Menstrual health is not an easy topic to talk about. Traditionally, there is a stigma attached to it for most cultures. The taboo continues to manifest in both subtle and complex ways in modern times, as it is typically associated with filth, shame, and general disgust. The same can be said of all-female secretions, from period blood to sweat, to breast milk- it is all considered appalling, even though it is completely normal and natural.
However, despite the knowledge that menstruation is normal, the consensus isn’t easy to shift. As a result, young girls are taught early that they have to essentially keep it to themselves and manage their periods as discreetly as possible. It’s all about concealment. Many don’t realize that menstrual shame impacts the way that young girls feel about their bodies, and in turn, can impact their knowledge of their bodies and the reproductive system as a whole.
Limited Knowledge Leads To Dangerous Risks
When it comes to education on menstrual health, young boys are typically left out of the loop, while young girls are only taught the minimal basics. Girls are primarily informed of their choices in sanitary and hygiene products and how to use them- but it is all taught only at the surface level. Beyond that, menstrual health is given very little educational attention. As a result, many grow up without knowing how to properly care for their period symptoms, notice dangerous menstrual health patterns, or support their cycle health at all.
Greater Knowledge And Safer Options Make All The Difference
Period related issues can be reduced by no-nonsense products that are natural and nontoxic. According to Mimi Millard, the Founder, and CEO of natural menstrual essentials company De Lune, “Over 90% of people with periods suffer from disruptive menstrual symptoms. Menstrual symptoms cause ~9 days of lost productivity per person each year; and period pain is the leading cause of absenteeism in women under 30.” Due to the lack of quality natural products to combat period pain and PMS, Millard launched De Lune. “We mindfully analyze the leading science for the most effective herbal and nutritional ingredients for period problems to provide safe and healthy options for all, so that drugs with side effects are not the only option.”
It takes more than just natural products to lessen the burden that comes with having periods. Women must also be armed with knowledge of factors that can affect the regularity of their periods, as well as their menstrual health as a whole. These factors include:
- Stress has a way of throwing off hormonal balance, which affects period health and can lead to illnesses and sudden weight gain/loss.
- Eating disorders, such as anorexia nervosa and bulimia, directly change the way the body functions and stop ovulation.
- Obesity affects period health in a manner similar to eating disorders, by way of hormonal changes.
- Extreme exercise, such as marathon training and boot camps, can delay periods.
- Birth control is often used to regulate periods. On the flip side, when one gets off birth control, it can take up to six months for the cycle to become consistent again.
- Thyroid conditions, whether the gland is overactive or underactive, can be the cause of late or missed periods.

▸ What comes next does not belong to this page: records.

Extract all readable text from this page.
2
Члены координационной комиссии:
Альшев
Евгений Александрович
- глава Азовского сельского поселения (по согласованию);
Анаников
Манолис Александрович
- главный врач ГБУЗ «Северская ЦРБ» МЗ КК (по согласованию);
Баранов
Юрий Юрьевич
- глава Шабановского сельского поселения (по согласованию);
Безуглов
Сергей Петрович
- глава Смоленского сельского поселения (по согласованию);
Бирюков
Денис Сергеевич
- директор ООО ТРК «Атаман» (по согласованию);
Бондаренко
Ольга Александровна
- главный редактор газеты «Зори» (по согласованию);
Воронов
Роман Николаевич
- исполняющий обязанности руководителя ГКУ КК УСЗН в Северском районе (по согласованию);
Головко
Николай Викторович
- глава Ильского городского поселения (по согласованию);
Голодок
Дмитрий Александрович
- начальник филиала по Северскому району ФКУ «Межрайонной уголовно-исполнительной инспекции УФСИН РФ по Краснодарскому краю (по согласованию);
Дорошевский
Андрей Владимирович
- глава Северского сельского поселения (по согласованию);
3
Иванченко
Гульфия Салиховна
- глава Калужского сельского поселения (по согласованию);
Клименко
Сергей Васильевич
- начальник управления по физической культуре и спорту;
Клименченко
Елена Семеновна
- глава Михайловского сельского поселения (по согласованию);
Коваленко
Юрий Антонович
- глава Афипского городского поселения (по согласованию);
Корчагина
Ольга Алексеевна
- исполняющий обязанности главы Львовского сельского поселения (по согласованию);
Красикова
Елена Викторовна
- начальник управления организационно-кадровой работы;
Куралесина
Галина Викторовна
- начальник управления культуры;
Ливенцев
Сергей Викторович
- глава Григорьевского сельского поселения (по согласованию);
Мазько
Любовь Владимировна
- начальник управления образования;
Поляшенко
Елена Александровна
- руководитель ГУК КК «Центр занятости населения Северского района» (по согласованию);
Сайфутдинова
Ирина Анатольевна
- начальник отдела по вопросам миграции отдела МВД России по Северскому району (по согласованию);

According to the scientific journal The Lancet, between the average woman’s first cycle and menopause, she has more than 400 periods in her lifetime. That’s a lot of periods to endure without being able to discuss and prevent period health issues. This stresses the importance of breaking the stigma associated with menstrual health and normalizing serious conversations about it.
How To Normalize Conversations On Menstrual Health
Considering the frequent and inevitable nature of periods, there is no reason why anyone should be ashamed or undereducated about them. There are a few ways conversations on menstruation and menstrual health can be normalized. For starters, people should feel free and welcome to talk about menstruation and symptoms they are experiencing with their friends, family, or colleagues as needed. Another way is by raising awareness, and putting an end to period-shaming practices worldwide.
In an interview about her book, “New Blood: Third-Wave Feminism and the Politics of Menstruation” Chris Bobel talks about the need for menstrual activism, which refers to talking about periods in a positive light and taking action to build a more equitable world for those who menstruate. On that note, it’s also important to support others who are doing their best to normalize conversations on menstrual health, whether it’s in person or online. There is no time like the present for us to collectively put menstrual health in the spotlight.